By Marine Staff Sgt Brian Buckwalter
So, I ran ten miles yesterday. It was a beautiful day to run too; crisp morning air, but not too cold and not a cloud in the sky. I wasn’t the only one running that far though. Close to 30,000 others joined me. We all ran the 25th Anniversary of the Army 10-Miler.
The race started and finished at the Pentagon, and wound its way past several of Washington, D.C.’s most prominent landmarks like the Kennedy Center and the U.S. Capitol.
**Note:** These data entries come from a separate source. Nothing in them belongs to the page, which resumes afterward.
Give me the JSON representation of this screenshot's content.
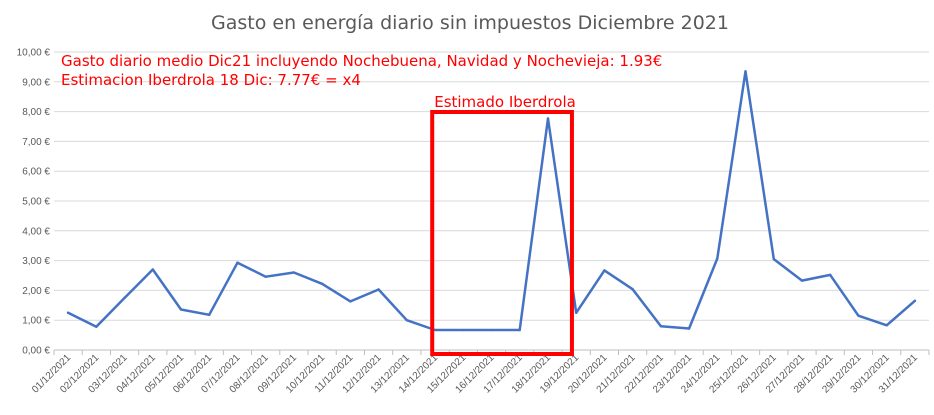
{
  "chart_data": {
    "type": "line",
    "title": "Gasto en energía diario sin impuestos Diciembre 2021",
    "xlabel": "",
    "ylabel": "",
    "ylim": [
      0,
      10
    ],
    "y_ticks": [
      "0,00 €",
      "1,00 €",
      "2,00 €",
      "3,00 €",
      "4,00 €",
      "5,00 €",
      "6,00 €",
      "7,00 €",
      "8,00 €",
      "9,00 €",
      "10,00 €"
    ],
    "grid": "horizontal",
    "categories": [
      "01/12/2021",
      "02/12/2021",
      "03/12/2021",
      "04/12/2021",
      "05/12/2021",
      "06/12/2021",
      "07/12/2021",
      "08/12/2021",
      "09/12/2021",
      "10/12/2021",
      "11/12/2021",
      "12/12/2021",
      "13/12/2021",
      "14/12/2021",
      "15/12/2021",
      "16/12/2021",
      "17/12/2021",
      "18/12/2021",
      "19/12/2021",
      "20/12/2021",
      "21/12/2021",
      "22/12/2021",
      "23/12/2021",
      "24/12/2021",
      "25/12/2021",
      "26/12/2021",
      "27/12/2021",
      "28/12/2021",
      "29/12/2021",
      "30/12/2021",
      "31/12/2021"
    ],
    "series": [
      {
        "values": [
          1.25,
          0.78,
          1.75,
          2.7,
          1.36,
          1.18,
          2.93,
          2.46,
          2.6,
          2.22,
          1.63,
          2.03,
          1.0,
          0.67,
          0.67,
          0.67,
          0.67,
          7.77,
          1.25,
          2.67,
          2.04,
          0.8,
          0.72,
          3.07,
          9.35,
          3.05,
          2.33,
          2.52,
          1.15,
          0.83,
          1.65
        ]
      }
    ],
    "annotations": [
      "Gasto diario medio Dic21 incluyendo Nochebuena, Navidad y Nochevieja: 1.93€",
      "Estimacion Iberdrola 18 Dic: 7.77€ = x4"
    ],
    "highlight": {
      "label": "Estimado Iberdrola",
      "from_category": "14/12/2021",
      "to_category": "18/12/2021"
    },
    "colors": {
      "line": "#4472c4",
      "grid": "#d9d9d9",
      "highlight": "#ff0000",
      "text": "#595959"
    }
  }
}
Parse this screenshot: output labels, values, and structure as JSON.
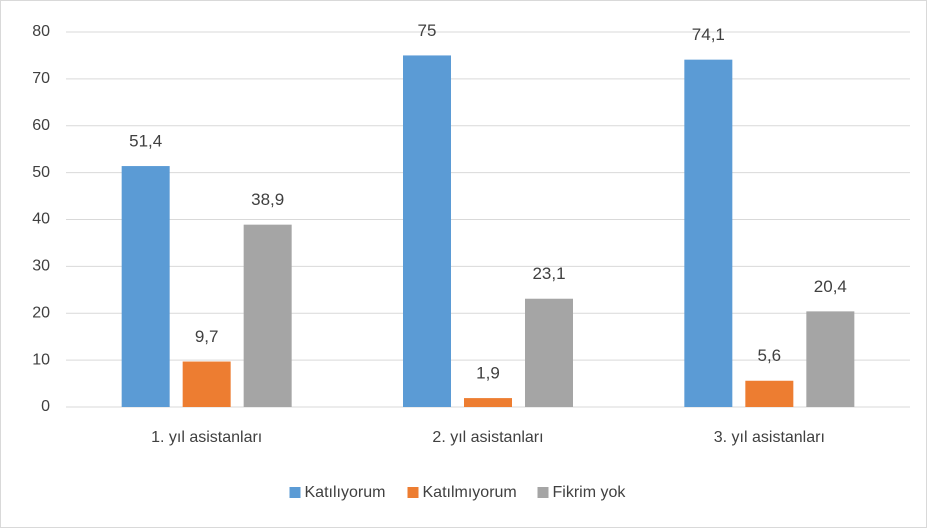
{
  "chart_data": {
    "type": "bar",
    "categories": [
      "1. yıl asistanları",
      "2. yıl asistanları",
      "3. yıl asistanları"
    ],
    "series": [
      {
        "name": "Katılıyorum",
        "color": "#5b9bd5",
        "values": [
          51.4,
          75,
          74.1
        ],
        "value_labels": [
          "51,4",
          "75",
          "74,1"
        ]
      },
      {
        "name": "Katılmıyorum",
        "color": "#ed7d31",
        "values": [
          9.7,
          1.9,
          5.6
        ],
        "value_labels": [
          "9,7",
          "1,9",
          "5,6"
        ]
      },
      {
        "name": "Fikrim yok",
        "color": "#a5a5a5",
        "values": [
          38.9,
          23.1,
          20.4
        ],
        "value_labels": [
          "38,9",
          "23,1",
          "20,4"
        ]
      }
    ],
    "ylim": [
      0,
      80
    ],
    "yticks": [
      0,
      10,
      20,
      30,
      40,
      50,
      60,
      70,
      80
    ],
    "grid": true,
    "legend": "bottom"
  }
}
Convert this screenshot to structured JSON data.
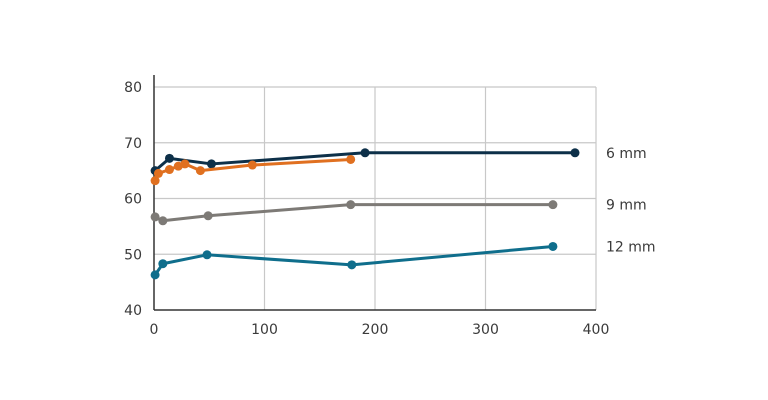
{
  "chart_data": {
    "type": "line",
    "title": "",
    "xlabel": "",
    "ylabel": "",
    "xlim": [
      0,
      400
    ],
    "ylim": [
      40,
      80
    ],
    "xticks": [
      0,
      100,
      200,
      300,
      400
    ],
    "yticks": [
      40,
      50,
      60,
      70,
      80
    ],
    "x_tick_labels": [
      "0",
      "100",
      "200",
      "300",
      "400"
    ],
    "y_tick_labels": [
      "40",
      "50",
      "60",
      "70",
      "80"
    ],
    "grid": true,
    "series": [
      {
        "name": "6 mm",
        "color": "#0d3049",
        "points": [
          [
            1,
            65
          ],
          [
            14,
            67.2
          ],
          [
            52,
            66.2
          ],
          [
            191,
            68.2
          ],
          [
            381,
            68.2
          ]
        ]
      },
      {
        "name": "",
        "color": "#e07020",
        "points": [
          [
            1,
            63.2
          ],
          [
            4,
            64.5
          ],
          [
            14,
            65.2
          ],
          [
            22,
            65.8
          ],
          [
            28,
            66.2
          ],
          [
            42,
            65
          ],
          [
            89,
            66
          ],
          [
            178,
            67
          ]
        ]
      },
      {
        "name": "9 mm",
        "color": "#7d7a76",
        "points": [
          [
            1,
            56.7
          ],
          [
            8,
            56
          ],
          [
            49,
            56.9
          ],
          [
            178,
            58.9
          ],
          [
            361,
            58.9
          ]
        ]
      },
      {
        "name": "12 mm",
        "color": "#0f6e8c",
        "points": [
          [
            1,
            46.3
          ],
          [
            8,
            48.3
          ],
          [
            48,
            49.9
          ],
          [
            179,
            48.1
          ],
          [
            361,
            51.4
          ]
        ]
      }
    ]
  }
}
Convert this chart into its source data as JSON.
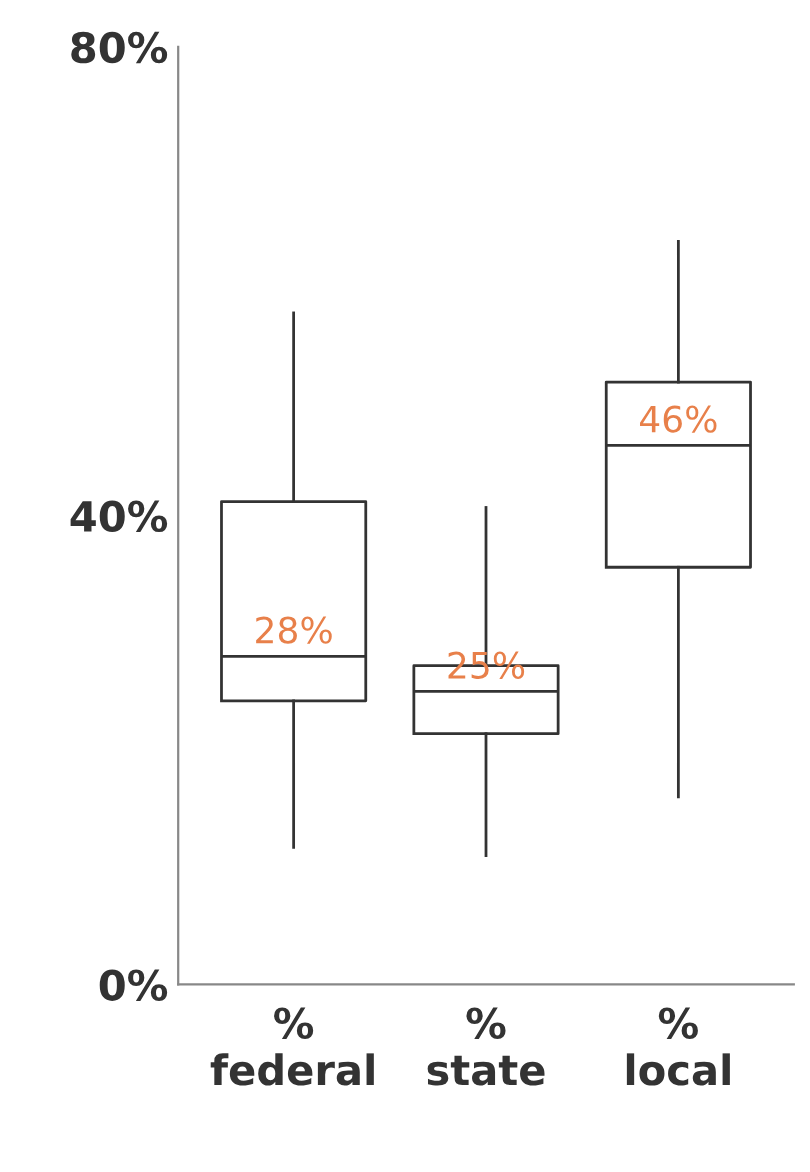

I ran with several others from work on the team, “Go Team DMA!” We didn’t win the race, but we all finished at personal best times, which was the goal.
Wounded warriors ran the race this year too – I didn’t see any because they started almost 20 minutes ahead of everyone else … except for one soldier, who I caught up to around mile four. One of his legs was fine, but the other was in a cast that forced his knee to be bent at a 90-degree angle. Attached to that shin was an extension – almost like a prosthetic. He had to use crutches to keep his balance. He wasn’t moving very fast, but he sure was working hard. Sweat poured from his face, and he looked like he was in a good deal of pain. As people ran past, they shouted words of encouragement, which seemed to be the only thing that kept him going.
I have no idea if he finished, but he was inspirational to see. Inspirational because I have wondered how I would handle a life-altering injury like that. If I would handle it with a similar determination and drive he was. My encounter with him lasted only a few seconds in a race that went over an hour, but the impact he had on me will last much longer than my soreness in my legs today. And thank God my legs are sore. Because of that soldier, I will never take that pain for granted again.